Investigators found two instances where training was delayed, but both sessions were rescheduled, the report said.

Investigators also found that some security officers believed they could be disciplined for reporting themselves unfit for duty. But a review of Wackenhut records for 2006 "found no instances in which an officer was disciplined for self declaring," the report said.

Rules to change:

The agency's report drew critical responses from watchdog groups and plant workers who questioned the legitimacy of its conclusion, given that it was carried out by the plant owner.

"You have the numbers that show what we were working. I think they speak for themselves," said a plant employee who asked not to be identified. "Fatigue and fitness-for-duty issues will always be a problem when you are working 12-hour shifts and trying to do more with less."

Though the NRC's work-hour rules were met, the agency is poised to adopt new rules that would make it harder for plant operators to work employees more than 48 hours a week.

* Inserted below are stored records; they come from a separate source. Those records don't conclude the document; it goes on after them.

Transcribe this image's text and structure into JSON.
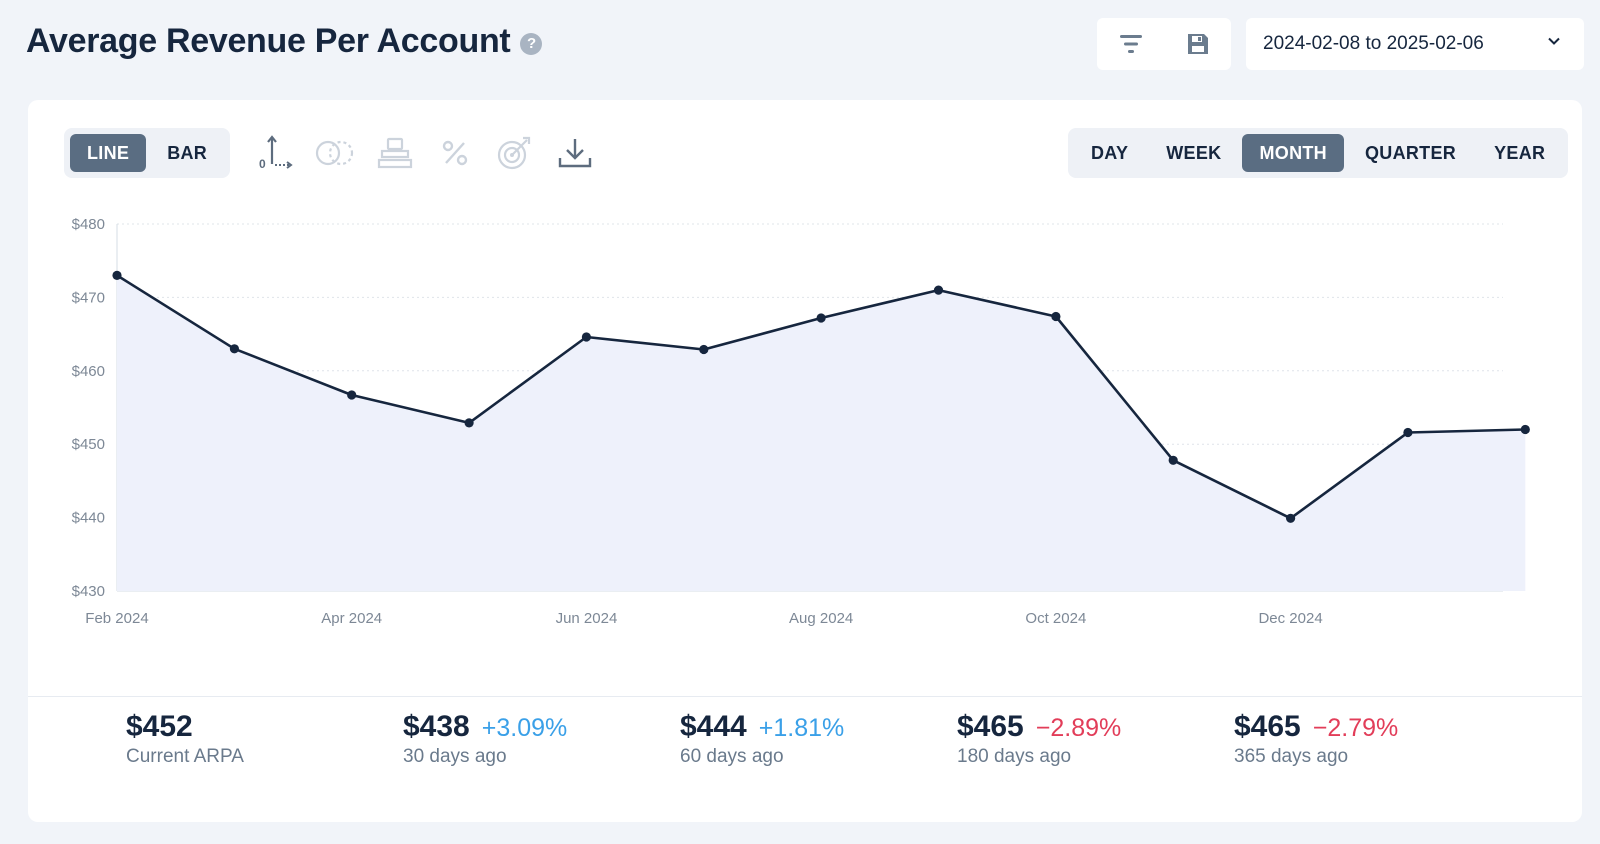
{
  "header": {
    "title": "Average Revenue Per Account",
    "help_icon": "?",
    "date_range": "2024-02-08 to 2025-02-06"
  },
  "icons": {
    "filter": "filter-icon",
    "save": "save-icon",
    "chevron": "chevron-down-icon",
    "axis": "axis-zero-icon",
    "compare": "compare-circles-icon",
    "stack": "stack-icon",
    "percent": "percent-icon",
    "goal": "goal-target-icon",
    "download": "download-icon"
  },
  "chart_type_toggle": [
    "LINE",
    "BAR"
  ],
  "chart_type_selected": "LINE",
  "period_toggle": [
    "DAY",
    "WEEK",
    "MONTH",
    "QUARTER",
    "YEAR"
  ],
  "period_selected": "MONTH",
  "colors": {
    "line": "#16263e",
    "area": "#eef1fb",
    "positive": "#3aa0e8",
    "negative": "#e23d59",
    "active_toggle": "#5a6d82"
  },
  "chart_data": {
    "type": "area",
    "x_unit": "month",
    "x": [
      "2024-02",
      "2024-03",
      "2024-04",
      "2024-05",
      "2024-06",
      "2024-07",
      "2024-08",
      "2024-09",
      "2024-10",
      "2024-11",
      "2024-12",
      "2025-01",
      "2025-02"
    ],
    "series": [
      {
        "values": [
          473,
          463,
          456.7,
          452.9,
          464.6,
          462.9,
          467.2,
          471,
          467.4,
          447.8,
          439.9,
          451.6,
          452
        ]
      }
    ],
    "ylim": [
      430,
      480
    ],
    "yticks": [
      "$430",
      "$440",
      "$450",
      "$460",
      "$470",
      "$480"
    ],
    "xticks": [
      "Feb 2024",
      "Apr 2024",
      "Jun 2024",
      "Aug 2024",
      "Oct 2024",
      "Dec 2024"
    ],
    "grid": true,
    "legend": "none"
  },
  "stats": [
    {
      "value": "$452",
      "change": "",
      "direction": "",
      "label": "Current ARPA"
    },
    {
      "value": "$438",
      "change": "+3.09%",
      "direction": "up",
      "label": "30 days ago"
    },
    {
      "value": "$444",
      "change": "+1.81%",
      "direction": "up",
      "label": "60 days ago"
    },
    {
      "value": "$465",
      "change": "−2.89%",
      "direction": "down",
      "label": "180 days ago"
    },
    {
      "value": "$465",
      "change": "−2.79%",
      "direction": "down",
      "label": "365 days ago"
    }
  ]
}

The new rules, expected to go into effect this year, would eliminate group averaging.

The change would force most plant owners to hire more officers, industry officials said.

TMI has added several security officers to its staff this year, AmerGen spokesman Ralph DeSantis said.

"The old condition was that people were trained on overtime," he said. "Now we're to the point where officers can be trained on regularly scheduled work time. This is where we want to get to."

Earlier this year, Wackenhut signed a contract with the United Government Security Workers of America, the union that represents the security workers. The contract calls for increasing the guard force by 12 percent over three years.

"We now have the officers needed to properly man each crew/shift," said Michael Burke, a union officer. "We have significantly cut our fatigue issues to where fitness-for-duty issues should not cause us problems."

Conflict of interest?:

Some industry observers criticized the NRC's policy of having the company investigate itself.

The TMI probe was carried out by a member of Exelon's Nuclear oversight group and a security manager, DeSantis said.

"How can the NRC allow AmerGen to investigate itself?" asked Tom Olivett, a former member of the TMI security force and a former intelligence analyst for the Army. "Is that not like allowing the rapist to investigate his own crime? What was the NRC thinking?"

Eric Epstein, chairman of the watchdog group Three Mile Island Alert, had similar concerns.

"AmerGen is not fit to examine and pardon itself," he said.

Richard J. Urban, a senior allegation coordinator for the NRC, said the agency lacks the manpower to investigate each allegation it receives, so it refers concerns back to the plant operators. "We ask that somebody who is independent of the concern come and look at it."

The results of the TMI review were verified by an independent review of plant security by the NRC's physical security baseline inspection, which happens roughly once a year, he said.

David Lochbaum, a nuclear safety expert for the Union of Concerned Scientists, said the NRC's investigations go farther than they used to.

"The company will do the bulk of the work, but the NRC will look at the path they took to see if it's legit," he said.